Iterator Interface Extended LSM-tree-based KVSSD for Range Queries
Seungjin Lee, Chang-Gyu Lee and Donghyun Min, Sogang University; Inhyuk Park and Woosuk Chung, SK hynix; Anand Sivasubramaniam, Pennsylvania State University; Youngjae Kim, Sogang University
Key-Value SSD (KVSSD) has shown much potential for several important classes of emerging data stores with its high throughput and low latency. In designing a key-value store with range queries, LSM-tree is considered a better choice over a hash table due to its key ordering. However, design space for range queries in LSM-tree-based KVSSDs has yet to be explored despite the range query being one of the most demanding features. In this paper, we investigate design constraints in LSM-tree-based KVSSD from the perspective of the range query and propose three design principles. Keeping these principles, we present IterKVSSD, an Iterator interface extended LSM-tree-based KVSSD for range queries. IterKVSSD is implemented on OpenSSD Cosmos+, and its range query throughput increases at most x4.13 and x7.22 in random and sequential key distribution compared to existing KVSSDs.
Mimir: Finding Cost-efficient Storage Configurations in the Public Cloud
Hojin Park, Greg R. Ganger and George Amvrosiadis, Carnegie Mellon University
Public cloud providers offer a diverse collection of storage types and configurations with different costs and performance SLAs. As a consequence, it is difficult to select the most cost-efficient allocations for storage backends, while satisfying a given workload’s performance requirements, when moving data-heavy applications to the cloud. We present Mimir, a tool for automatically finding a cost-efficient virtual storage cluster configuration for a customer’s storage workload and performance requirements. Importantly, Mimir considers all block storage types and configurations, and even heterogeneous mixes of them. In our experiments, compared to state-of-the-art approaches that consider only one storage type, Mimir finds configurations that reduce cost by up to 81% for substantial storage workloads.
Predicting GPU Failures With High Precision Under Deep Learning Workloads
Heting Liu and Zhichao Li, ByteDance Inc.; Cheng Tan, Northeastern University; Rongqiu Yang, ByteDance Inc.; Guohong Cao, Pennsylvania State University; Zherui Liu and Chuanxiong Guo, Bytedance Inc.

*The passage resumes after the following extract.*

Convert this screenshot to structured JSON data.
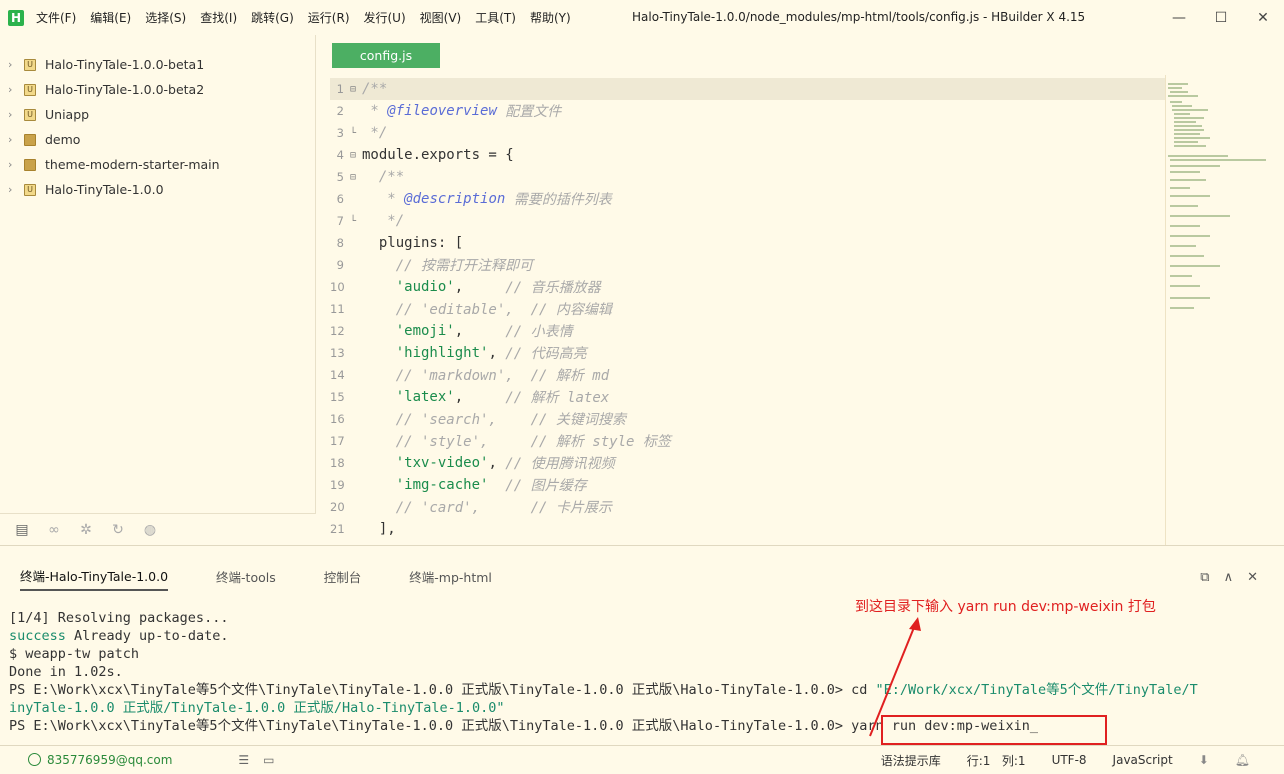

Graphics processing units (GPUs) are the de facto standard for processing deep learning (DL) tasks. In large-scale GPU clusters, GPU failures are inevitable and may cause severe consequences. For example, GPU failures disrupt distributed training, crash inference services, and result in service level agreement violations. In this paper, we study the problem of predicting GPU failures using machine learning (ML) models to mitigate their damages.
We train prediction models on a four-month production dataset with 350 million entries at CompanyXYZ. We observe that classic prediction models (GBDT, MLP, LSTM, and 1D-CNN) do not perform well — they are inaccurate for predictions and unstable over time. We propose several techniques to improve the precision and stability of predictions, including parallel and cascade model-ensemble mechanisms and a sliding training method. We evaluate the performance of our proposed techniques. The results show that our proposed techniques improve the prediction precision from 46.3% to 85.4% on production workloads.